Results: A total of 1,111 patients were included in this study, among which 30% (n=339) of patients underwent surgical intervention. Age and sex did not significantly differ between the two groups; however, race did significantly differ (P<0.0001), with the surgical group having a higher percentage of white patients. The top ten model features for the best-performing model (XGBoost) were as follows (in descending order of importance): admit diagnosis of fever, negative culture, Staphylococcus aureus culture, partial pressure of arterial oxygen to fractional inspired oxygen ratio (PaO2:FiO2), admit diagnosis of intraspinal abscess and granuloma, admit diagnosis of sepsis, race, troponin I, acid-fast bacillus culture, and alveolar-arterial gradient (A-a gradient). XGBoost model metrics were as follows: accuracy =0.7534, sensitivity =0.7436, specificity =0.7586, and area under the curve (AUC) =0.8210.

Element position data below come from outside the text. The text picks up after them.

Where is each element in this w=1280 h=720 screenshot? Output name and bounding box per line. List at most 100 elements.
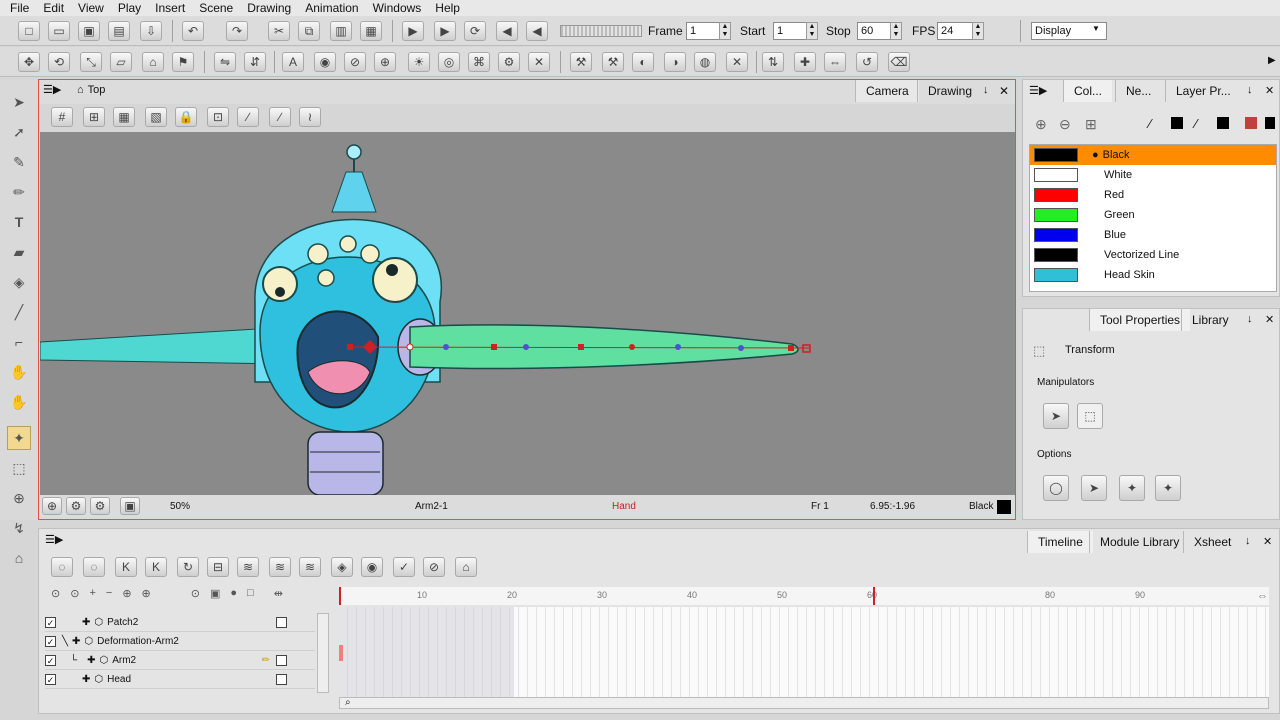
visibility-icon[interactable]: ▣ xyxy=(210,587,220,605)
deform-show-icon[interactable]: ◍ xyxy=(694,52,716,72)
rigging-icon[interactable]: ⚒ xyxy=(570,52,592,72)
tab-timeline[interactable]: Timeline xyxy=(1027,531,1093,553)
expand-icon[interactable]: ✚ xyxy=(82,674,90,685)
snap-icon[interactable]: ✦ xyxy=(1119,475,1145,501)
redo-icon[interactable]: ↷ xyxy=(226,21,248,41)
square-icon[interactable]: □ xyxy=(247,587,254,605)
tab-node-library[interactable]: Ne... xyxy=(1115,80,1161,102)
deform-hide-icon[interactable]: ✕ xyxy=(726,52,748,72)
brush-tool-icon[interactable]: ✎ xyxy=(7,150,31,174)
menu-drawing[interactable]: Drawing xyxy=(247,1,291,15)
menu-insert[interactable]: Insert xyxy=(155,1,185,15)
layer-enable-checkbox[interactable]: ✓ xyxy=(45,654,56,666)
import-icon[interactable]: ⇩ xyxy=(140,21,162,41)
dropper-tool-icon[interactable]: ⌐ xyxy=(7,330,31,354)
disable-icon[interactable]: ⊘ xyxy=(344,52,366,72)
zoom-tool-icon[interactable]: ✋ xyxy=(7,390,31,414)
rotate-icon[interactable]: ⟲ xyxy=(48,52,70,72)
frame-grid[interactable] xyxy=(339,607,1269,697)
toolbar-more-icon[interactable]: ▶ xyxy=(1268,55,1276,66)
flip-v-icon[interactable]: ⇵ xyxy=(244,52,266,72)
grid-center-icon[interactable]: ⊞ xyxy=(83,107,105,127)
close-icon[interactable]: ✕ xyxy=(999,84,1009,98)
lock-checkbox[interactable] xyxy=(276,616,287,628)
add-palette-icon[interactable]: ⊞ xyxy=(1085,116,1097,133)
bounding-box-icon[interactable]: ⬚ xyxy=(1077,403,1103,429)
scale-icon[interactable]: ⤡ xyxy=(80,52,102,72)
peg-select-icon[interactable]: ➤ xyxy=(1081,475,1107,501)
zoom-level[interactable]: 50% xyxy=(170,501,190,512)
zoom-timeline-icon[interactable]: ⌕ xyxy=(345,697,351,708)
stop-motion-icon[interactable]: ⊟ xyxy=(207,557,229,577)
palette-icon[interactable]: ◐ xyxy=(632,52,654,72)
cut-icon[interactable]: ✂ xyxy=(268,21,290,41)
render-settings-icon[interactable]: ⚙ xyxy=(66,497,86,515)
menu-animation[interactable]: Animation xyxy=(305,1,358,15)
slash-icon[interactable]: ⊘ xyxy=(423,557,445,577)
panel-pin-icon[interactable]: ↓ xyxy=(1247,313,1253,325)
swatch-head-skin[interactable]: Head Skin xyxy=(1030,265,1274,285)
line-colour-icon[interactable] xyxy=(1171,117,1183,129)
tab-xsheet[interactable]: Xsheet xyxy=(1183,531,1241,553)
start-spinner[interactable]: ▲ ▼ xyxy=(806,22,818,40)
layer-row-deformation-arm2[interactable]: ✓ ╲ ✚ ⬡ Deformation-Arm2 xyxy=(45,632,315,651)
eraser-tool-icon[interactable]: ▰ xyxy=(7,240,31,264)
lock-icon[interactable]: 🔒 xyxy=(175,107,197,127)
dropper-icon[interactable]: ∕ xyxy=(1149,116,1151,131)
menu-windows[interactable]: Windows xyxy=(373,1,422,15)
playhead[interactable] xyxy=(339,587,341,605)
palette-swatch-icon[interactable] xyxy=(1265,117,1275,129)
layer-row-head[interactable]: ✓ ✚ ⬡ Head xyxy=(45,670,315,689)
layer-row-arm2[interactable]: ✓ └ ✚ ⬡ Arm2 ✏ xyxy=(45,651,315,670)
frame-scrollbar[interactable] xyxy=(339,697,1269,709)
timeline-menu-icon[interactable]: ☰▶ xyxy=(45,533,63,546)
menu-edit[interactable]: Edit xyxy=(43,1,64,15)
brush-icon[interactable]: ∕ xyxy=(237,107,259,127)
dot-icon[interactable]: ● xyxy=(230,587,237,605)
swatch-red[interactable]: Red xyxy=(1030,185,1274,205)
open-icon[interactable]: ▭ xyxy=(48,21,70,41)
panel-menu-icon[interactable]: ☰▶ xyxy=(1029,84,1047,97)
lasso-icon[interactable]: ◯ xyxy=(1043,475,1069,501)
menu-play[interactable]: Play xyxy=(118,1,141,15)
peg-icon[interactable]: ⌘ xyxy=(468,52,490,72)
tab-library[interactable]: Library xyxy=(1181,309,1239,331)
tab-colour[interactable]: Col... xyxy=(1063,80,1113,102)
onion-skin-icon[interactable]: ◌ xyxy=(51,557,73,577)
preview-settings-icon[interactable]: ⚙ xyxy=(90,497,110,515)
panel-close-icon[interactable]: ✕ xyxy=(1265,313,1274,326)
select-tool-icon[interactable]: ➤ xyxy=(7,90,31,114)
fill-brush-icon[interactable]: ∕ xyxy=(1195,116,1197,131)
group-icon[interactable]: ⊕ xyxy=(142,587,151,605)
tab-module-library[interactable]: Module Library xyxy=(1089,531,1189,553)
start-field[interactable]: 1 xyxy=(773,22,807,40)
menu-view[interactable]: View xyxy=(78,1,104,15)
contour-editor-icon[interactable]: ➚ xyxy=(7,120,31,144)
rigging-tool-icon[interactable]: ✦ xyxy=(7,426,31,450)
lock-checkbox[interactable] xyxy=(276,673,287,685)
swatch-green[interactable]: Green xyxy=(1030,205,1274,225)
layer-scrollbar[interactable] xyxy=(317,613,329,693)
layer-enable-checkbox[interactable]: ✓ xyxy=(45,616,56,628)
disk-icon[interactable]: ◉ xyxy=(361,557,383,577)
pivot-icon[interactable]: ⊕ xyxy=(374,52,396,72)
new-icon[interactable]: □ xyxy=(18,21,40,41)
frame-spinner[interactable]: ▲ ▼ xyxy=(719,22,731,40)
ease-out-icon[interactable]: ≋ xyxy=(269,557,291,577)
reset-icon[interactable]: ↺ xyxy=(856,52,878,72)
text-tool-icon[interactable]: T xyxy=(7,210,31,234)
link-icon[interactable]: ⊙ xyxy=(191,587,200,605)
onion-icon[interactable]: ◎ xyxy=(438,52,460,72)
camera-icon[interactable]: ◉ xyxy=(314,52,336,72)
sound-icon[interactable]: ◀ xyxy=(496,21,518,41)
expand-timeline-icon[interactable]: ⇹ xyxy=(274,587,283,605)
swatch-black[interactable]: ● Black xyxy=(1030,145,1276,165)
panel-close-icon[interactable]: ✕ xyxy=(1265,84,1274,97)
show-all-icon[interactable]: ⊙ xyxy=(51,587,60,605)
hammer-icon[interactable]: ⚒ xyxy=(602,52,624,72)
layer-enable-checkbox[interactable]: ✓ xyxy=(45,673,56,685)
frame-field[interactable]: 1 xyxy=(686,22,720,40)
undo-icon[interactable]: ↶ xyxy=(182,21,204,41)
playback-speed-slider[interactable] xyxy=(560,25,642,37)
layer-row-patch2[interactable]: ✓ ✚ ⬡ Patch2 xyxy=(45,613,315,632)
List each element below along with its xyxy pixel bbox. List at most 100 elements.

Conclusions: The XGBoost model reliably predicts the indication for surgical intervention based on several readily available patient demographic information and clinical features. The interpretability of a supervised ML model provides robust insight into patient outcomes. Furthermore, it paves the way for the development of an efficient hospital resource allocation instrument, designed to guide clinical suggestions.